家から三本前の辻は車道になっている。どういうわけかこの道はしょっちゅう事故が起こる。
ちゃんと数えたわけではないけれど、だいたい1、2か月に一回は車かバイクが事故を起こして傍らにパトカーが止まっているのを目撃するのだ。
今朝もあったのだが車と原付が接触したらしく、どういうわけか車の方が横転していた。
俗に「魔の交差点」とか「魔の時間帯」という言葉もあるように、事故が起こるには起こりやすい環境や条件があるようだ。
またこういう外的な条件とは別に、身体や心理の方にも事故を誘発しやすい内的な条件というものはある。
例えば今日みたいに週末に雨が降り冷え込んだ後でさーっと晴れて気温が上がったような場合、事故を起こしやすい。
体が余分に動的になって上気するのだろう。
こんな時に自分自身がいつもと違う「妙な感じ」であることが事前に分かれば事故を防ぐ手立ても生じてくる。
ところが現代のようにのべつスマホをいじっているような気ぜわしい状態だと、こういう自分の内的な感覚が解らなくなる。

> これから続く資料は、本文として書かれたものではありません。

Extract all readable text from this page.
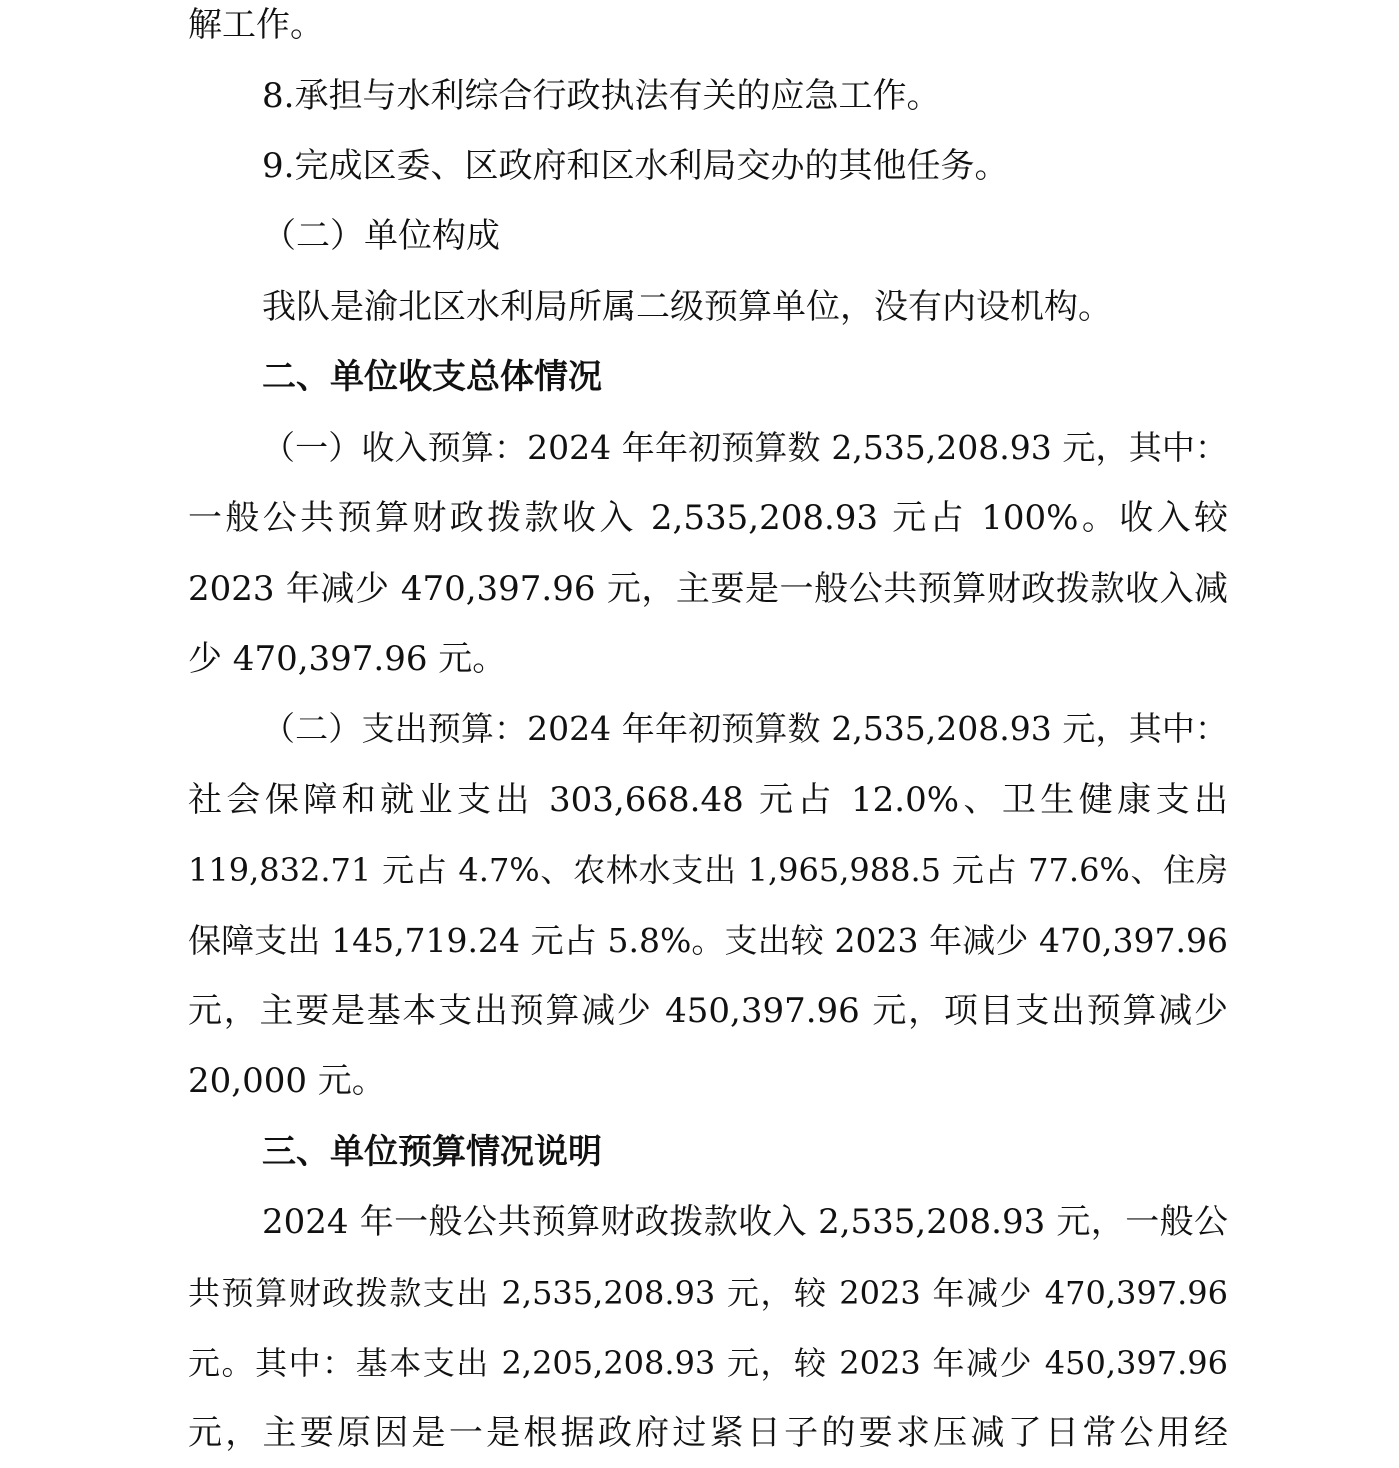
解工作。
8.承担与水利综合行政执法有关的应急工作。
9.完成区委、区政府和区水利局交办的其他任务。
（二）单位构成
我队是渝北区水利局所属二级预算单位，没有内设机构。
二、单位收支总体情况
（一）收入预算：2024 年年初预算数 2,535,208.93 元，其中：
一般公共预算财政拨款收入 2,535,208.93 元占 100%。收入较
2023 年减少 470,397.96 元，主要是一般公共预算财政拨款收入减
少 470,397.96 元。
（二）支出预算：2024 年年初预算数 2,535,208.93 元，其中：
社会保障和就业支出 303,668.48 元占 12.0%、卫生健康支出
119,832.71 元占 4.7%、农林水支出 1,965,988.5 元占 77.6%、住房
保障支出 145,719.24 元占 5.8%。支出较 2023 年减少 470,397.96
元，主要是基本支出预算减少 450,397.96 元，项目支出预算减少
20,000 元。
三、单位预算情况说明
2024 年一般公共预算财政拨款收入 2,535,208.93 元，一般公
共预算财政拨款支出 2,535,208.93 元，较 2023 年减少 470,397.96
元。其中：基本支出 2,205,208.93 元，较 2023 年减少 450,397.96
元，主要原因是一是根据政府过紧日子的要求压减了日常公用经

これが内的要因で、どちらかと言えば怖いのはこちらの方である。
養生の基本は「意識を鎮める」ことにはじまって、最後もここに帰る。
それを思えば現代ほど坐禅や整体法といった身心修養の必要な時代もないだろう。
とは言いながら、こういうことも昔から言われているもので道は足下にありといえども実践する人は極めて少ない。
いつものオチだが人のことではなく禅も整体も自分がやることなのだ。さて今日の自分、今の自分はどうであろうか。
こればっかりは人に尋ねても、ググってもわからないのである。外に向かう意識活動が止んだとき、はじめて自分の感じることができる。そして自己の本当の姿もここに現れるのだ。
自己を見失うと事故に遭いやすくなる、というのはシャレにもならない話だが、「体が整っている」ということの功徳は、得をすることよりもマイナスからの回避という面が大きいせいか認知されにくい。
しかし整体の効用とは知られていないだけで実は計り知れないのである。
さて今日の自分、今の自分はどうであろうか。こういう時間を持つことが人間にとって最高の贅沢なのだ。自分の目はいま本当に覚めているだろうか。